In the statement, Mr Awuah-Darko said “the issue of transfers to the CoS is not illegal as is being suggested…In fact if one wants to steal money, why would one transfer the money to a statutory account held by the Chief of Staff, which can be audited at any point in time?”
Narrating how EOCO got in touch with him, Mr. Awuah-Darko said “on receipt of their letter, I called the office and spoke to the DG’s assistant. I followed our conversation up with a letter which I copied my lawyers on. In my response to EOCO, I gave them my telephone number and my email on which I could be reached. EOCO has not responded to my letter either by email or by phone to date.”
He said “they dropped off a letter in my house somewhere towards the end of March and early May, which was sent to me by my office in Accra. This account is not a fake account, neither is the Chief of Staff of the President of the Republic of Ghana a fake position.”
He said, “BOST, as you are aware, is in charge of fuel security in the country. BOST, by virtue of this mandate, took up the task of supplying fuel to Armed Forces and the Presidency at the request of the CDS (Admiral Quarshie) and the CoS because the Goods & Services Budget allocated to them by MoFEP was inadequate to keep them operational.”
Smooth Sailing Situation
Mr.
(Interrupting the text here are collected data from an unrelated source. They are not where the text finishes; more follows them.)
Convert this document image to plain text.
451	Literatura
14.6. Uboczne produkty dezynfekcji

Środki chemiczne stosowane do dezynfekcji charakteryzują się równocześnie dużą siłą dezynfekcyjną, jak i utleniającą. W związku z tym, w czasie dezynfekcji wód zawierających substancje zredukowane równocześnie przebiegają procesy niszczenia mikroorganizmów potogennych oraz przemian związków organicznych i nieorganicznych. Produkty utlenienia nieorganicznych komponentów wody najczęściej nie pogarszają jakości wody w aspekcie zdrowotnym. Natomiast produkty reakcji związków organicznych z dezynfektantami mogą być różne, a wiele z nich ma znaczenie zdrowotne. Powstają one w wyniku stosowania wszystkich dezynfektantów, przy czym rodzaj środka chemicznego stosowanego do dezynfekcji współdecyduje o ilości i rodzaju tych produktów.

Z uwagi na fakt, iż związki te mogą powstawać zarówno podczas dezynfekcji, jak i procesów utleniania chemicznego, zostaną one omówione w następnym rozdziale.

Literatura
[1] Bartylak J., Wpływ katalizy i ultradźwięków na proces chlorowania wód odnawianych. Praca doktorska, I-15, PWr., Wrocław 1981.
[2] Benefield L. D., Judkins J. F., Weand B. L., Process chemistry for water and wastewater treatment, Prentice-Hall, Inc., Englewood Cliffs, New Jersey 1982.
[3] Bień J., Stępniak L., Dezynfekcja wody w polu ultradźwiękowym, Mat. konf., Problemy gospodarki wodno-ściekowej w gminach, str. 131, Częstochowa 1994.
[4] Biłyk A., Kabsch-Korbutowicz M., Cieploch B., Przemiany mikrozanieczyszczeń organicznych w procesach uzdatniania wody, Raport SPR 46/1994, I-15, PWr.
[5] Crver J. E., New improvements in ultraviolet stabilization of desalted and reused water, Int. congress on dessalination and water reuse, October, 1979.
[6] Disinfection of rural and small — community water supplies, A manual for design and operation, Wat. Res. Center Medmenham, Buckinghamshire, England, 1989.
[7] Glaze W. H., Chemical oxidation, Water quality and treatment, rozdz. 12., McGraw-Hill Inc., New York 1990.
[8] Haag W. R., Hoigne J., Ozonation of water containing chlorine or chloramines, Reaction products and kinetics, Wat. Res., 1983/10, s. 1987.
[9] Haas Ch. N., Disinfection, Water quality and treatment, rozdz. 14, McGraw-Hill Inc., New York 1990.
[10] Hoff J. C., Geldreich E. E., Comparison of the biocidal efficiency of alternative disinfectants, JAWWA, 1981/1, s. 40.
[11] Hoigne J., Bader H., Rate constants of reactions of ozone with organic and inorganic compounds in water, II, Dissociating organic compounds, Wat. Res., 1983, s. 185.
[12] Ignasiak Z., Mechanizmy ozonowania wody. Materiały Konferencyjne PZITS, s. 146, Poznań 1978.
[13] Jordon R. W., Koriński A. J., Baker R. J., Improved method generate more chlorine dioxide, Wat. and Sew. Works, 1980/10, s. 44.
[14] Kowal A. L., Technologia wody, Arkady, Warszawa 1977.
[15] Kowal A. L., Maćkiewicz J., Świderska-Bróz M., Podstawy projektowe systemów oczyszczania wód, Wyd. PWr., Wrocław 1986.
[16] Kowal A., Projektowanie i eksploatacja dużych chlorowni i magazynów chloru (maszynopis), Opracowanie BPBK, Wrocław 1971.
Awuah-Darko explained ‘needless to say our hitherto smooth sailing situation with GOIL ran into serious reconciliation issues as a result of the confusion around which fuel we supplied went to the security services and which went to GOIL.”
“After BOST made a number of regular monthly supplies, probably in the region of 6 or 7 months, our attention was drawn to the fact that we were not an OMC and as such we could not supply the military directly and so we commenced the supply via Go Energy and GOIL whom we were also supplying through the Strategic Reserve Petroleum Programme I had instituted at BOST,” he said.
He said “it was at this point that a decision was made that in order to avoid the reconciliation issues and not put the entire fuel security programme at risk we come up with a solution that keeps the Military and the Presidency’s fuel operations running.”
Mr. Awuah-Darko said “in this respect, I went to my Board and got approval that internally BOST funds this by putting 5 pesewas on top of all our sales out of the Strategic Petroleum Reserve Programme to fund fueling the Presidency and selected security services.”
“Presidential request and approval via the Chief of Staff’s Office, Ministerial approval via the Ministry of Petroleum were captured in a memo and sent to the BOST Board, which also duly approved the transaction,” adding “please note that approvals were granted at all levels to protect the legitimacy of the transaction.”
He said “EOCO knows this because they have investigated the matter…In actual fact about three weeks ago my Board Chairman Kakra Essamuah was invited by EOCO on this same issue, he provided the C’ssion with all the relevant information in addition to confirming verbally to them all the above.”
No Security Fees
However, Bulk Oil Distributors have denied claims that it paid GH¢40.5m in ‘security fees’ after revelations that they ended up ‘illegally’ in the Office of the Chief of Staff’s account.
Senyo Hosi, who is Chief Executive of the Chamber of Bulk Oil Distributors, said on Joy FM that ‘there is nothing like security fees in their invoices.”